泥む
著者長谷川 未帆
価格 1760円(税込)
四六判 160ページ ソフトカバー
2026年6月23日 ISBN978-4-911440-07-0
ポエムピース「なにしても許されるんだよな。
ただ野球が得意なだけなのに」
プロ野球球団公式ライターを務めた著者による衝撃の小説デビュー!
昔ながらの商店街を中心に活気が広がる町、飴ノ町を舞台に展開される2つのストーリーを収録した連作短編小説。
周りの評価に左右され、自尊心が擦り切れ、それでもこの居場所にしがみつきたい――。
葛藤の過程と、ある種の“負け”の先にふと見えてくる自分だけの道。
「犬と猫」
飴ノ町が誇るプロ野球チーム“朱猫キャッツ”の新人、猫田と犬井は幼なじみだ。
ドラフト1位で入団した猫田の華々しい活躍の裏で、犬井は手懐けたつもりでいた劣等感に苦しむ。

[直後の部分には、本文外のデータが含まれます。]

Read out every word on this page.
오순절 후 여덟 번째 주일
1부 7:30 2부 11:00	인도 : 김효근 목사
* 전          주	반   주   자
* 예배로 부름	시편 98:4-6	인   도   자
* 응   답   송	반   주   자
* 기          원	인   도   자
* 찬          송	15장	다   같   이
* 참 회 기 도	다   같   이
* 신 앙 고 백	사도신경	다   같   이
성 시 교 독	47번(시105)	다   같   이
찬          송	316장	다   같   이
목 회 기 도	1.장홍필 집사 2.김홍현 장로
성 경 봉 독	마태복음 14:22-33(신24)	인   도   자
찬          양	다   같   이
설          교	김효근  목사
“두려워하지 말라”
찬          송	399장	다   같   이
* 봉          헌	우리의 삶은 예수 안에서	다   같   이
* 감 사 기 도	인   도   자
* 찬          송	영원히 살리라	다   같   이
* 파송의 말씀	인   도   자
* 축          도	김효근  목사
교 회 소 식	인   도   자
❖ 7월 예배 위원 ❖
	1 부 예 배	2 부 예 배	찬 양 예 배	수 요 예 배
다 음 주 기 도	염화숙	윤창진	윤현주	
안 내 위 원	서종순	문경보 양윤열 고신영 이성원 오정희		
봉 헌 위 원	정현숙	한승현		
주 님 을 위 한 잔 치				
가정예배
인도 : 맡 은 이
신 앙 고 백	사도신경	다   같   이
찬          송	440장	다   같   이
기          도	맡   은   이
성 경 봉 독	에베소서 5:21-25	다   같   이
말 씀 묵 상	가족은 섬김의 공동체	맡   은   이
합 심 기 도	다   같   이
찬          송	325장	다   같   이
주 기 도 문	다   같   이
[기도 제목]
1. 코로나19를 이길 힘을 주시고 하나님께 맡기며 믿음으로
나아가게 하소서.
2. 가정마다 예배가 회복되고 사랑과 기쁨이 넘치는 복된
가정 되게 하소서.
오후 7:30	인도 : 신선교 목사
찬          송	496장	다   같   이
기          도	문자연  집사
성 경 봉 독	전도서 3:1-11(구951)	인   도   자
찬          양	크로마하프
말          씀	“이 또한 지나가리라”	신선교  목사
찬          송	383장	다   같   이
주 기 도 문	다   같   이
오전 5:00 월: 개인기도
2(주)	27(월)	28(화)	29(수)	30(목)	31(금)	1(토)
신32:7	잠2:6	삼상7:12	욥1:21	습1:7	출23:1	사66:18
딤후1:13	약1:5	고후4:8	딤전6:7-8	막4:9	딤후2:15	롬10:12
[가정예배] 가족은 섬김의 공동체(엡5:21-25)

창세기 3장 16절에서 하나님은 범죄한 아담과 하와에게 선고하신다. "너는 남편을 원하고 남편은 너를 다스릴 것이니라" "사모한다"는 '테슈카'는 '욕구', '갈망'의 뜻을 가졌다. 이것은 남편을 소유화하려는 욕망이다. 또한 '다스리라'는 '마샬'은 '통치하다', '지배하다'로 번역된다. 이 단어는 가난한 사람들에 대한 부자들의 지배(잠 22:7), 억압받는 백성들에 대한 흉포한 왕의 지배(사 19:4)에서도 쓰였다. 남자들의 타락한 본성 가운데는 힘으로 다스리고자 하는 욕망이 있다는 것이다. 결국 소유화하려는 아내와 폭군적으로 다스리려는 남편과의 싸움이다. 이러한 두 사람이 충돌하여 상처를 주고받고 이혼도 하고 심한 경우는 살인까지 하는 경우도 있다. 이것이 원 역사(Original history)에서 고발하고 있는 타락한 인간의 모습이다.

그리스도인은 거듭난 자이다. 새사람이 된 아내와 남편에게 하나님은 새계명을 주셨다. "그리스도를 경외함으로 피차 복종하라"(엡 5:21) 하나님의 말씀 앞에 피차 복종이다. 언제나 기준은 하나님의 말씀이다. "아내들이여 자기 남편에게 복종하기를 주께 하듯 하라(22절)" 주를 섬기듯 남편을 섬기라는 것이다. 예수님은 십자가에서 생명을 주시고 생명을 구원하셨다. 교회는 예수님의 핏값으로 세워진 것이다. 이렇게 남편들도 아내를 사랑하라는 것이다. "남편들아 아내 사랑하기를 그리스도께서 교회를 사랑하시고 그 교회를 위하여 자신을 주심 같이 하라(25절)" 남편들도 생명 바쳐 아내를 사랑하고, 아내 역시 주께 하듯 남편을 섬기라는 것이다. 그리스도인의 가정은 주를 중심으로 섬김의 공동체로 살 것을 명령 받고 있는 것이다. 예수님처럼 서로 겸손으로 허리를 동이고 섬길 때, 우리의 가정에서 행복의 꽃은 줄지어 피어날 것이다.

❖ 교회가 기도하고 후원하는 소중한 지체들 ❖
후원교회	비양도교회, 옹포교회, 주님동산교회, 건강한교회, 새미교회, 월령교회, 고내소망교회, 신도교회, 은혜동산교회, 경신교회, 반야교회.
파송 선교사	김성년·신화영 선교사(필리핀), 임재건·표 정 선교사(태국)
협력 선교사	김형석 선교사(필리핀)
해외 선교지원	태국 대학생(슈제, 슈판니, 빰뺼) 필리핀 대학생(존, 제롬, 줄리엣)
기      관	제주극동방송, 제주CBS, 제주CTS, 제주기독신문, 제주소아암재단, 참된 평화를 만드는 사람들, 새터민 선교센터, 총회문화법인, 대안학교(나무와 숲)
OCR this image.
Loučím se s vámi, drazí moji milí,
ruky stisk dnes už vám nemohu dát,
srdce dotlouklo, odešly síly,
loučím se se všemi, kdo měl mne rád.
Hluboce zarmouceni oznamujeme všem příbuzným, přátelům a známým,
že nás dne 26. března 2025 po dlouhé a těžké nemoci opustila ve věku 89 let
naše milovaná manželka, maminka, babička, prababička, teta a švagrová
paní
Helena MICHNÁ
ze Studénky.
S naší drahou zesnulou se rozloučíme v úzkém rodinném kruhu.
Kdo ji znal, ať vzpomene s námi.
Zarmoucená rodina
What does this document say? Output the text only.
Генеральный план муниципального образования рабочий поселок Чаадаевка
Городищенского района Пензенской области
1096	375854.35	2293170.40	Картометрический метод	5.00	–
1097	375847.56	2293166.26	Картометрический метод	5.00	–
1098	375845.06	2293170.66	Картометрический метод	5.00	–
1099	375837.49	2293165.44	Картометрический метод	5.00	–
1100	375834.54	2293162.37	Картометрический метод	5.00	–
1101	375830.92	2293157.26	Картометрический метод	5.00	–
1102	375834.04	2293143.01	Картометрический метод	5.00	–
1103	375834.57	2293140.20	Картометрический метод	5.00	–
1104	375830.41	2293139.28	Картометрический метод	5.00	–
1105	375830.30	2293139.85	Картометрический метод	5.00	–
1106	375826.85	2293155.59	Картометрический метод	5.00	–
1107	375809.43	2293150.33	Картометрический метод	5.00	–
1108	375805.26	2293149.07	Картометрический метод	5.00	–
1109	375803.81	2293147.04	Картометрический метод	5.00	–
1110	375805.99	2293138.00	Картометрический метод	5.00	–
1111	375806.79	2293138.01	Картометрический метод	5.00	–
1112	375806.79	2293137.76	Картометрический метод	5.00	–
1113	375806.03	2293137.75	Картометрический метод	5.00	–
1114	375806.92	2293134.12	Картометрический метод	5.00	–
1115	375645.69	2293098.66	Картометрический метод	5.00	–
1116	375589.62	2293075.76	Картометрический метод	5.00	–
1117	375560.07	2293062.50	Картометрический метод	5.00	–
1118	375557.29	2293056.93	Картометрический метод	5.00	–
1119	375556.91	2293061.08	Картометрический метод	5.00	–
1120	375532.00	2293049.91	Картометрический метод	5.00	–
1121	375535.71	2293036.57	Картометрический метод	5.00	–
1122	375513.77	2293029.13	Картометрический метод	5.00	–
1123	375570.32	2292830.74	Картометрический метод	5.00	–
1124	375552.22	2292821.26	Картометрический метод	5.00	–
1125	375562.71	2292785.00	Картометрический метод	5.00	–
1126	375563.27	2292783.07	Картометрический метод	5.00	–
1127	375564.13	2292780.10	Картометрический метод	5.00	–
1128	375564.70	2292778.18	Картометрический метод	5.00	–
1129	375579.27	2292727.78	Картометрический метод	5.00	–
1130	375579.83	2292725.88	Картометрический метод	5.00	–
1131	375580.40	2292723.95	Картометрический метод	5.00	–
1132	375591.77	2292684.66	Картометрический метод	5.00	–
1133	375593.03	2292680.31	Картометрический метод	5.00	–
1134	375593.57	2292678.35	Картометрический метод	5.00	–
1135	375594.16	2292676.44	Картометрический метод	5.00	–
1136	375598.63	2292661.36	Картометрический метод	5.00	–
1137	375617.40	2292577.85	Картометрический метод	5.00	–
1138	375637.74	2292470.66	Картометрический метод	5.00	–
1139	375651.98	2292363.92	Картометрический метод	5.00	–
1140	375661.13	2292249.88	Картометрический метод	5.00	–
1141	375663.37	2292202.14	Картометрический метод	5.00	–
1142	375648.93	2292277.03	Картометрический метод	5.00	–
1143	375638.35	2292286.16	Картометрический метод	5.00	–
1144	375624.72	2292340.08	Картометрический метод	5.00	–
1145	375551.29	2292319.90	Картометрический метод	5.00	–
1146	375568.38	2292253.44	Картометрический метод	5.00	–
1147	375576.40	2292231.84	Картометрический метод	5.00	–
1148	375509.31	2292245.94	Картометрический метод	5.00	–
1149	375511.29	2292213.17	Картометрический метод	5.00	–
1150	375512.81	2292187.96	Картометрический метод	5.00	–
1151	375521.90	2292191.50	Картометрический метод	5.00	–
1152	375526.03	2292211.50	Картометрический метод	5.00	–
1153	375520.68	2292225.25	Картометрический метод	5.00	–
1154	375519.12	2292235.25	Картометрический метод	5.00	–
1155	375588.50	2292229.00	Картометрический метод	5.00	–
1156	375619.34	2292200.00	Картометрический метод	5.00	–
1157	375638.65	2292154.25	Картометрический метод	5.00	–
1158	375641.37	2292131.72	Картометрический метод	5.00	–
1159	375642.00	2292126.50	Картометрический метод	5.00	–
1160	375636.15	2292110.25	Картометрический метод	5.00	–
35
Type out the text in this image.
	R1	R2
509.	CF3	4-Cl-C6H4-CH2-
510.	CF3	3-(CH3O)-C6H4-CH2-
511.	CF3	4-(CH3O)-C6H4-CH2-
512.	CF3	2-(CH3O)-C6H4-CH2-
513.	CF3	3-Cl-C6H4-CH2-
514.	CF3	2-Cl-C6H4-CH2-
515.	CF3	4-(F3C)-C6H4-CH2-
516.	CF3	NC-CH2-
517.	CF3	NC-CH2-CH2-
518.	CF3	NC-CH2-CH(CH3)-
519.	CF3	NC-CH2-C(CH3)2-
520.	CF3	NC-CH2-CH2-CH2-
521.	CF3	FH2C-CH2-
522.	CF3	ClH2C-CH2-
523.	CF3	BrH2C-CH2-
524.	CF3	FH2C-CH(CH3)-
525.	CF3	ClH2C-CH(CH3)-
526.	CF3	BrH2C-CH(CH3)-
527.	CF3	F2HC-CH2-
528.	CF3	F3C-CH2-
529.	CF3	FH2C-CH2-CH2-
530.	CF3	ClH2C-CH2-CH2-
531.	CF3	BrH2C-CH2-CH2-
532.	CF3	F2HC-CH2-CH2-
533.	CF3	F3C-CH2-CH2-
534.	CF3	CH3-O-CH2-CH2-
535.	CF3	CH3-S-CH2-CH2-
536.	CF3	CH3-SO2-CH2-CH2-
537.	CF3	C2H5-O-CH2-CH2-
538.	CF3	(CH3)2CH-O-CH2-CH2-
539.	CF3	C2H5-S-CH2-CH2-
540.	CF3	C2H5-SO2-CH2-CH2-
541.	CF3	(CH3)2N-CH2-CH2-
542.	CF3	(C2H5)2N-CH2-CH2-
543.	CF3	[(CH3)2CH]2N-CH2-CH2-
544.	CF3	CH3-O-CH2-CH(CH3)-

夢だったプロ野球選手という立場が、いつの間にか存在意義さえ脅かしてくる地獄。
気落ちする犬井に、ある日スター選手を同期にもつチームメイト・夏目が声をかけてくる。
「鷹と森」
地元球団の運営会社でもある老舗和菓子屋“朱猫”の専属ライターとして働く森田は
新任部長の鷹木とともに、創業100年の記念本を制作することになる。
威圧的な前任者と違い、現代的な倫理観を持つ鷹木に惹かれていく森田だったが、
しだいに鷹木の冷酷な一面とぶつかり傷つく。
ライターの仕事に対する誇りと異性への愛憎は、やがて混ざり合い、行き場のない澱みへと変わっていく。
編集者からのコメント
人生が進んでいくごとに、今さら揺るがしたくない価値観やこだわりが増えていきませんか。
一生懸命やっていればいるほど、頑なになってしまう…
本作は、そんな感覚を味わったことのある大人にこそ読んでほしい一冊です。
著者は、10年以上プロ野球球団の公式ライターを務め、本作で小説家デビューを果たした長谷川未帆。
経験を存分に活かした細部描写の積み重ねが、物語内に手触りのある空気を生み出し、読者を自然と登場人物の心情へ引き込んでいきます。
野球好きな方にはもちろん、そうでない方にも。
あなたが今“泥んで”いることを教え、そしてそこから抜け出す希望へと導いてくれる作品。ぜひお読みください。
長谷川 未帆(はせがわ みほ)
2025年に小説「てのひらをかえす」で第56回埼玉文芸賞準賞を受賞。
2026年に同作を改題改稿した「犬と猫」を収録した『泥む』(本作)を刊行。
フィクションのほかに、プロ野球球団公式ライターを務めるなどノンフィクションも執筆。
京都芸術大学大学院 文芸領域 修了。